On Sunday April 29, West Michigan Congressman Vern Ehlers appeared on WOOD TV’s “To the Point” program to discuss the war in Iraq. In the interview, Representative Ehlers’ talked at length about the recent funding bill passed by the House of Representatives and vetoed by President George W. Bush, why he believes that the United States cannot leave Iraq, the success of Bush’s escalation of the war (“the surge”), and his views of President Bush.
As has been the case at recent appearances at the Ford Museum, Calvin College, and in the local media, Ehlers positioned himself as a moderate critic of the war. In recent weeks, he has criticized the prewar planning and in statements such as this one on “To the Point:”
Albin: But just looking back over that period of time [since Ehlers’ vote authorizing the use of force in 2002], how much differently has this [the war] played out than you had hoped it would?
Ehlers: Very differently and precisely the wrong way from my perspective. And I’m not here to blast any particular group or person except for one person, because I argued directly with him, and that’s Mr. Paul Wolfowitz, who has been in the headlines lately for problems he’s having in the World Bank, his new job. He was second in command of the Pentagon and they would come in, give us briefings about the plans and so forth, and I talked to him twice after these briefings because I have lived abroad and I know how different cultures are in different countries and I didn’t see that he or anyone else in the Pentagon really understood the mentality of the Iraqi people, of the Arab people, and how they view this. And I, after one presentation, I said “Paul, I know that you can go in with the limited troops that you have, I know you can overthrow Saddam Hussein, and get him out of power, but what then?” And his answer just shocked me. He said, “Well, they’ll just be so happy to see us, so happy to get rid of Saddam Hussein, they’ll welcome us, we’ll just put together a new government, and we’ll leave.” And I said, “where’s the money going to come from for this?” And he said “From the oil revenues.” And I said to his face, twice, “You are incredibly naive, it just doesn’t happen that way when you invade another country, you know, you have to understand the culture of the people.”
Despite making these criticisms privately in 2003, in public Ehlers was a consistent supporter of the war, raising the prospect of a nuclear explosion over Calder Plaza that could kill 300,000 West Michigan residents. He voted to send the United States to Iraq in October of 2002, and in January of 2003, told the Grand Rapids Press that he predicated his vote “on whether he’s [Saddam Hussein] is likely to produce weapons of mass destruction.” With no weapons of mass destruction found, Ehlers has never publicly questioned the rationale for the war or commented on the intelligence distortions. Furthermore, Albin never brought up Ehlers’ voting record or his statements in support of the war.

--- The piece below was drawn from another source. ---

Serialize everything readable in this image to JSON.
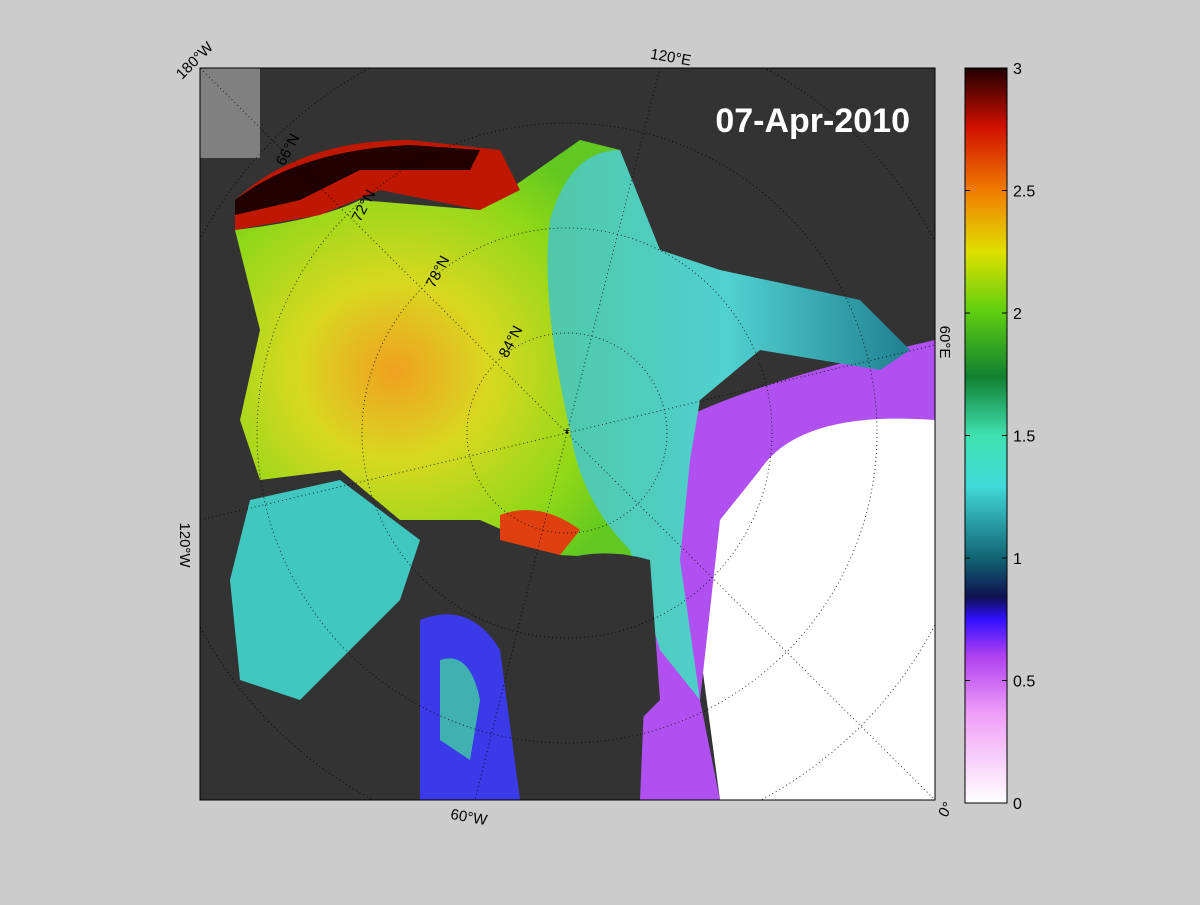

Instead, Ehlers has defended the Bush administration’s Iraq policy. While he criticized Wolfowitz and the pre-war planning on “To the Point,” he had little criticism of the Bush administration’s policy. Ehlers defended “the surge,” responding to a question about its likely effectiveness by stating that he likes General Petraeus and his plan, stating that Petraeus is “working hard at improving the life for the Iraqis as a whole.” Ehlers offered no proof that this is the case, and host Rick Albin did not not ask for any proof, despite the fact that numerous reports have questioned the effectiveness of “the surge” and its ability to stabilize the country.
Ehlers once again asserted his belief that the United States cannot leave Iraq, but put a new spin on it when he explained that the United States has a moral obligation to stabilize Iraq. According to Representative Ehlers:
I think the basic issue is what is our responsibility to Iraq and to the Iraqi people. As far as I am concerned, we have gone in, we have made a huge mess, we’ve put a lot of people in danger, I think it is immoral for us to just say “ok, sorry, we’ve made a mess, your life is in danger but we’re going to leave, we can’t deal with it.” I think we have a moral obligation to try to stabilize the country, try to get a government established before we pull out.
Ehlers was not asked about whether or not the United States presence is driving much of the violence in Iraq, an argument that has been made frequently by those studying the motivations of the Iraqi insurgency. Additionally, while Ehlers is correct to assert that the United States has a responsibility to the Iraqi people, which it has as an occupying force under international law. However, Ehlers ignored the bigger question of what the United States’ legal obligations are in Iraq. Ehlers also argued that militarily it would not make sense to leave Iraq by announcing a withdrawal date because the enemy would “just wait us out, watch us leave, wave goodbye, and do their mischief.” Albin failed to follow up on who exactly “the enemy” is, although later in the program Ehlers mentioned “Islamic jihadists” and asserted that the United States’ presence in Iraq is “a huge issue as to how we are going to relate to the Middle East.”